Sirius awoke at midnight with a horrible feeling in the pit of his stomach. It was the chicken, he'd eaten too much, after days of feasting on uncooked rat whenever the hunger pangs got too strong. His body had gotten used to the meager rations, the raw meat, so when he gorged on that chicken of course it might make him sick ..
These thoughts ran through his mind in a split second. And then he threw up. He hated it. He'd done it plenty of times in Azkaban, of course, sometimes after hearing the atrocities that some of the Death Eaters had committed -- and enjoyed -- and sometimes just because of the maggots and fleas that made their home in his lumpy gray soup bowl. At least this time he had something to throw up, instead of dry heaves which he'd had more often than not in prison. Still, it was an unpleasant feeling. His mouth was burning with the tang of the acid from his stomach; cool, cleansing water was what he needed right now. He changed into his black dog form and trotted down to the river, letting the crisp night air calm him. For once he was thankful to be living in a small village; there were no cutthroat gangs or drunk bums about, and the stars were beautiful.
He gulped the water hastily, letting it wash the burn out of his mouth, and the black dog rolled in the grass for a bit, enjoying the night for all it was worth. He needed to think, anyway.
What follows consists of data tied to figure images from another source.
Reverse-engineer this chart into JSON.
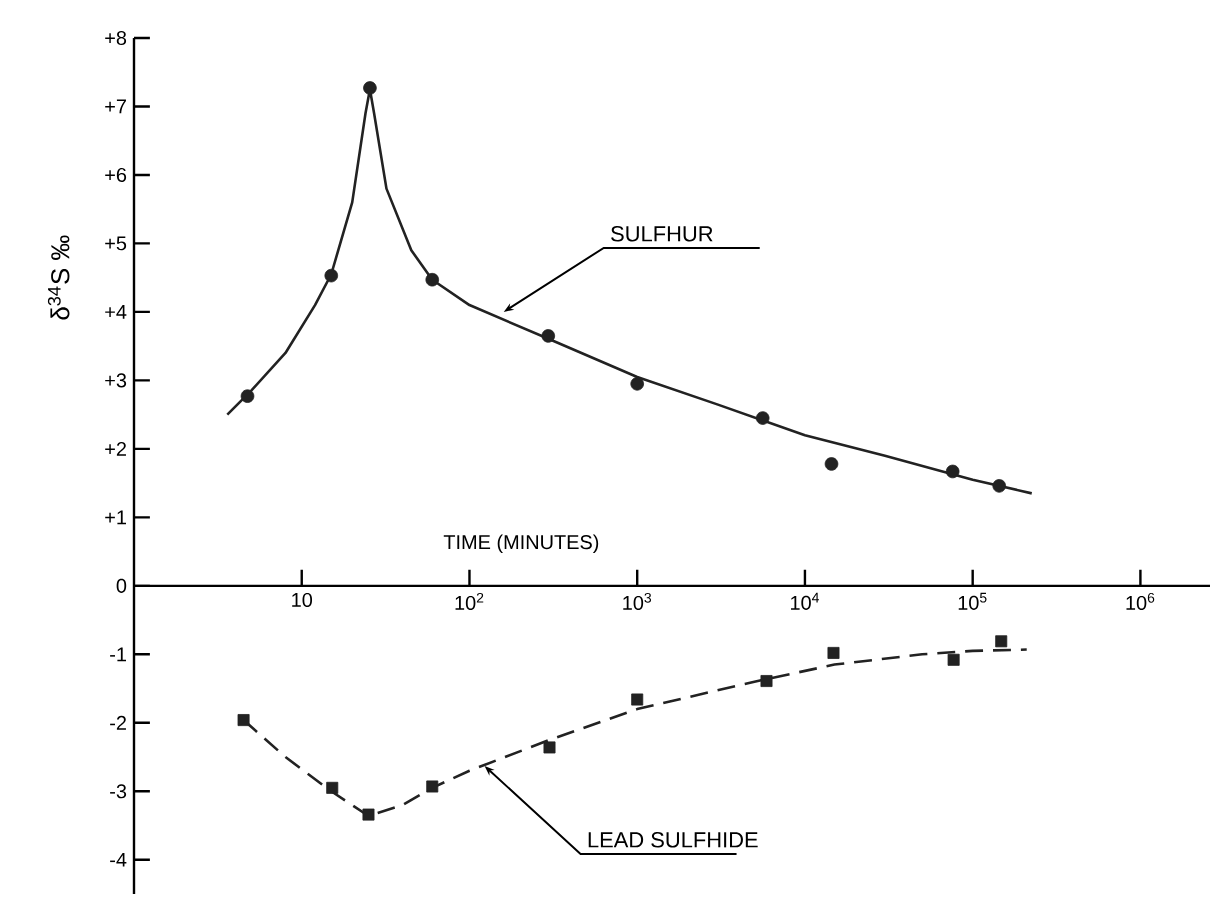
{
  "chart_data": {
    "type": "scatter",
    "xlabel": "TIME (MINUTES)",
    "ylabel": "δ$^{34}$S ‰",
    "log": "x",
    "xlim": [
      1,
      2600000
    ],
    "ylim": [
      -4.5,
      8
    ],
    "xticks": [
      10,
      {
        "value": 100,
        "label": "10$^{2}$"
      },
      {
        "value": 1000,
        "label": "10$^{3}$"
      },
      {
        "value": 10000,
        "label": "10$^{4}$"
      },
      {
        "value": 100000,
        "label": "10$^{5}$"
      },
      {
        "value": 1000000,
        "label": "10$^{6}$"
      }
    ],
    "yticks": [
      {
        "value": 8,
        "label": "+8"
      },
      {
        "value": 7,
        "label": "+7"
      },
      {
        "value": 6,
        "label": "+6"
      },
      {
        "value": 5,
        "label": "+5"
      },
      {
        "value": 4,
        "label": "+4"
      },
      {
        "value": 3,
        "label": "+3"
      },
      {
        "value": 2,
        "label": "+2"
      },
      {
        "value": 1,
        "label": "+1"
      },
      0,
      -1,
      -2,
      -3,
      -4
    ],
    "series": [
      {
        "marker": "circle",
        "color": "#222222",
        "x": [
          4.75,
          15,
          25.5,
          60,
          295,
          1000,
          5600,
          14400,
          76000,
          144000
        ],
        "values": [
          2.77,
          4.53,
          7.27,
          4.47,
          3.65,
          2.95,
          2.45,
          1.78,
          1.67,
          1.46
        ]
      },
      {
        "type": "line",
        "marker": "none",
        "line_style": "solid",
        "color": "#222222",
        "x": [
          3.6,
          5,
          8,
          12,
          15,
          20,
          24,
          25.5,
          27,
          32,
          45,
          60,
          100,
          300,
          1000,
          3000,
          10000,
          30000,
          100000,
          225000
        ],
        "values": [
          2.5,
          2.85,
          3.4,
          4.1,
          4.55,
          5.6,
          6.9,
          7.25,
          6.9,
          5.8,
          4.9,
          4.47,
          4.1,
          3.6,
          3.05,
          2.65,
          2.2,
          1.9,
          1.55,
          1.35
        ]
      },
      {
        "marker": "square",
        "color": "#222222",
        "x": [
          4.5,
          15.2,
          25,
          60,
          300,
          1000,
          5900,
          14800,
          77000,
          148000
        ],
        "values": [
          -1.96,
          -2.95,
          -3.34,
          -2.93,
          -2.36,
          -1.66,
          -1.39,
          -0.98,
          -1.08,
          -0.81
        ]
      },
      {
        "type": "line",
        "marker": "none",
        "line_style": "dashed",
        "color": "#222222",
        "x": [
          4.5,
          8,
          15,
          25,
          40,
          60,
          100,
          300,
          1000,
          5000,
          15000,
          50000,
          100000,
          210000
        ],
        "values": [
          -1.96,
          -2.5,
          -3.0,
          -3.36,
          -3.2,
          -2.95,
          -2.7,
          -2.25,
          -1.8,
          -1.4,
          -1.15,
          -1.0,
          -0.95,
          -0.93
        ]
      }
    ],
    "annotations": [
      {
        "text": "SULFHUR",
        "x": 160,
        "y": 4.0
      },
      {
        "text": "LEAD SULFHIDE",
        "x": 123,
        "y": -2.63
      }
    ]
  }
}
Sirius very strongly doubted that Aurelia would turn him in. Yes, it was possible that she could just be a very good actress, but he didn't think that was the case. Something about her told him that she could be trusted. Besides, he'd taken all the necessary precautions, Harry would only worry more if he changed hiding places, and Aurelia did believe him. He assumed that she'd been listening the entire time he was talking with Harry, Ron, and Hermione .. but how? Suddenly recalling how she had made no noise going down the mountain, Sirius knew there was something she hadn't told him. Many things she had not told him.
She wouldn't be the only one doing the questioning tomorrow.